難しかろうが簡単であろうが、理科で得点できる受験生が少ないということは、逆に理科をきちんと勉強すると、他の受験生に差を付けることのできる可能性が高いということです。理科は暗記科目という間違った固定観念を取払い、基礎基本をきちんと勉強した上で原理原則を理解しながら全国入試を演習しておけば、正直どんなに理科が苦手でも60点以下の点数にはならないはずです。

神奈川県の受験生が理科で点数をとれないのは、そもそも理科の問題の演習量が少ないからだと推測します。もしくは、演習量は足りていても基礎的な問題しか解いておらず、入試レベルの演習を積んでいないかどちらかです。このブログでも何度も書いているように、理科は5教科の中で一番、基礎的な問題集と入試レベルの問題に乖離がある科目です(ちなみに定期テスト問題と入試問題で最も乖離があるのが英語)。「これだけでバッチリ」的な薄っぺらい問題集を何回解いてもほとんど役には立ちません。
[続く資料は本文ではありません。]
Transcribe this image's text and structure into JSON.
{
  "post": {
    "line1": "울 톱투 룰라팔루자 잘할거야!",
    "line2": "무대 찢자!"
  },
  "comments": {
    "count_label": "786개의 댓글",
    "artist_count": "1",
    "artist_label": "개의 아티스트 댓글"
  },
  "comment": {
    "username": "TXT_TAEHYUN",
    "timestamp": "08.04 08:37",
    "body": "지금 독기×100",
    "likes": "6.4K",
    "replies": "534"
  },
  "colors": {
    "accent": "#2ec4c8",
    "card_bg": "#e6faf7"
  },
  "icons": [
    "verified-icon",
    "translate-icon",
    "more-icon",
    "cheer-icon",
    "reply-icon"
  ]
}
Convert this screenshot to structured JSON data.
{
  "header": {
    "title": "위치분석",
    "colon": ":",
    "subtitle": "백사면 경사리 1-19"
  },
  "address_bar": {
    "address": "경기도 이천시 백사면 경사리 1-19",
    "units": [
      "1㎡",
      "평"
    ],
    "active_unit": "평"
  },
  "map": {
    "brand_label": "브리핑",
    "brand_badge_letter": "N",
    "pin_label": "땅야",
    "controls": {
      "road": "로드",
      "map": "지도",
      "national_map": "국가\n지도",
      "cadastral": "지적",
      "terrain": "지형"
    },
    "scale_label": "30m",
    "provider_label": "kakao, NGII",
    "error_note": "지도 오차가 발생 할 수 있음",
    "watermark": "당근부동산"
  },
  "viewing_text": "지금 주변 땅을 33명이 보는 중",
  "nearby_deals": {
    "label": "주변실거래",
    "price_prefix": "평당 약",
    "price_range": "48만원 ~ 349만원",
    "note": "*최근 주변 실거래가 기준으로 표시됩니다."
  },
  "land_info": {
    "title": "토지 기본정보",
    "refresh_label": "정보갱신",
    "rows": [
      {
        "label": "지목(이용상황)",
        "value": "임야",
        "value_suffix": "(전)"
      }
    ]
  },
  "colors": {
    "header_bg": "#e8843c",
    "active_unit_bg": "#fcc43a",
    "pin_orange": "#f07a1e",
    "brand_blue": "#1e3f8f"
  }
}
トップ校を目指している人は、まずは中3生の10月くらいまでに中1〜中3の基礎を固めましょう。この時期は、基礎的な問題集で構わないので、きちんと覚えるべき用語を覚え、基礎的な解法を身に付けます。そして10月以降は全国入試問題集で入試レベルの演習をしっかりと積むこと。これができれば、理科は強力な武器になります。